『One more again』 和泉ヒロト


プロローグ

2011年7月。

ありえないくらいの熱気が、アスファルトから立ち登って容赦なく俺の脚に纏わり付いていた。

直射日光が、俺の短くて黒い髪を焼く。

薄い革靴のソールを通して、かなりの熱が足の裏に伝わっていた。

黒いポロシャツの中は、汗が背中を伝って流れている。

顔に吹き出す汗をハンドタオルで押さえながら、気休めのように温くなったペットボトルの水を口にした。


「いつから東京は、こんなに暑くなったんだっけ……?」


俺は、そんな独り言をつぶやきながら原宿の竹下通りを独りフラフラと歩く。


「暑い……死ぬかも……」


フラフラの俺は、何かに導かれるように路地に入る。

そして当たり前のように、そのカフェの扉を開けた。


そうそれが、まるで予め決められた運命かのように……。





そのカフェには、初めて来た。

いかにも昭和な雰囲気のカフェで、いわゆる喫茶店と言ったほうがしっくりと来るかもしれない。
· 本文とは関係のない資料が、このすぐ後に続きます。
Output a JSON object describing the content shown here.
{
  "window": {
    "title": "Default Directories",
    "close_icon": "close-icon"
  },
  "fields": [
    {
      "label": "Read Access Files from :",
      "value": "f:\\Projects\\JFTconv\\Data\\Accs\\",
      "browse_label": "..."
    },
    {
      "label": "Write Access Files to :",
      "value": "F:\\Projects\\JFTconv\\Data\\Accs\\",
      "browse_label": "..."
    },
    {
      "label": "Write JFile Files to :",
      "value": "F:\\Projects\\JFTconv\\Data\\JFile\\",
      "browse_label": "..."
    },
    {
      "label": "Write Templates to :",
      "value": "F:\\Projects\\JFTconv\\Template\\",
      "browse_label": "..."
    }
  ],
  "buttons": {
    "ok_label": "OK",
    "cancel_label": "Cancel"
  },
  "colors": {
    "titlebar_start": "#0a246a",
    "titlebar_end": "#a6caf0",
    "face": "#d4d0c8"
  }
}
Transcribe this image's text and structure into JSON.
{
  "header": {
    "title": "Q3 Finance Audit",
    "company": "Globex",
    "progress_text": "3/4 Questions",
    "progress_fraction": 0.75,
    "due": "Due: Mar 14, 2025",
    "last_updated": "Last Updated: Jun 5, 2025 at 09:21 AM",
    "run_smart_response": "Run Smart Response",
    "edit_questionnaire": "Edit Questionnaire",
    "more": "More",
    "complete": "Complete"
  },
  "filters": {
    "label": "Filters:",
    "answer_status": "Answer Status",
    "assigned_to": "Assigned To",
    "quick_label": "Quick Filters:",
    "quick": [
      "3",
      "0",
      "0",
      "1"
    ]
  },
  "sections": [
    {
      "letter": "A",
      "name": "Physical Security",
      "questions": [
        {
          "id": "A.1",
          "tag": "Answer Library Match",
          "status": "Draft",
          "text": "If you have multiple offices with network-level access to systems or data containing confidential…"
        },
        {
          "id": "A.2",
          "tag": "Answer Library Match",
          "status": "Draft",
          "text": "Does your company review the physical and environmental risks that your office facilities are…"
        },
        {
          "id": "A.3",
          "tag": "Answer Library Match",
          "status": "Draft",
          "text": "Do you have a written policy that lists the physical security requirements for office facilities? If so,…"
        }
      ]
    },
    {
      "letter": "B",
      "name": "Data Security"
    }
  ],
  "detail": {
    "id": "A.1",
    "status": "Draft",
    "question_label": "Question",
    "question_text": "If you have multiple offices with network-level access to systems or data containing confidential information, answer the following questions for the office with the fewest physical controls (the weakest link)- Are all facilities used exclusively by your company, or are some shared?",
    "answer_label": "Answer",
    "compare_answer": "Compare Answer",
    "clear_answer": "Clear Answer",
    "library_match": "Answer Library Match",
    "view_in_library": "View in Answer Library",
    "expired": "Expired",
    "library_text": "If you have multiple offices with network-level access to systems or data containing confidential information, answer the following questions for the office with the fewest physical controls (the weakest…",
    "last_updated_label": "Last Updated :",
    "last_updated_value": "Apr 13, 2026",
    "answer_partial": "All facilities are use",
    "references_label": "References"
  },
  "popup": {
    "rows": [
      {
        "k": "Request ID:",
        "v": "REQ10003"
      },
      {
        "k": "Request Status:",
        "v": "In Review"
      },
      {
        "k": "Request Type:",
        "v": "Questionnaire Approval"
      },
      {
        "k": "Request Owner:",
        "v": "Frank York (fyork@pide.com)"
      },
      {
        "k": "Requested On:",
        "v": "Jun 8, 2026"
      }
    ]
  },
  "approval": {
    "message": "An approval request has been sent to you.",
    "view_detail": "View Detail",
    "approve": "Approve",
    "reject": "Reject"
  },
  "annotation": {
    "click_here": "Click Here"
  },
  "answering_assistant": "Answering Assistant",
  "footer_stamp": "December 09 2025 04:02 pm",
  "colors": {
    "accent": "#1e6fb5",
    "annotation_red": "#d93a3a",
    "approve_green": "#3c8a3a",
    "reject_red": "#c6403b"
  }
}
しっかりとした木のカウンターと、同じ素材で出来た小さな木のテーブルがいくつか。

そんなこじんまりとしたカフェだ。


俺は、マスターに奥のテーブルに案内された。

年の頃は40歳くらい?

茶色いエプロンに髭面だが、かなりのイケメンだ。


店内には、客が誰も居なかった。


流行ってないのかな?

そんなことを考えながら、俺はビロード張りの小さな椅子に腰掛けた。


程なく出された冷たい水を、一気に喉の奥に流し込む。

ふぅ……生き返る……。


そして俺は、冷たいオシボリで顔を拭った。

これは、男の特権だよな……。


そんなくだらないことを考えていると、俺の左耳に涼やかな声が飛び込んできた。

それは、まるで……今まで聞いたこともないほどの……美しい声だった。


ウエイトレス、か……。


俺は、ゆっくりと頷きながら一瞬目を閉じた。

声が美しい女に限って……ということは、往々にしてある。

今回もきっとそうなんだろうな……。


俺は、ゆっくりと目を開けてアイスコーヒーをオーダーしようとした。


「あ、じゃぁ……アイ……!」


俺は、ふと自分の左側を見る。


そこには……見たこともないような美しい女が立っていた。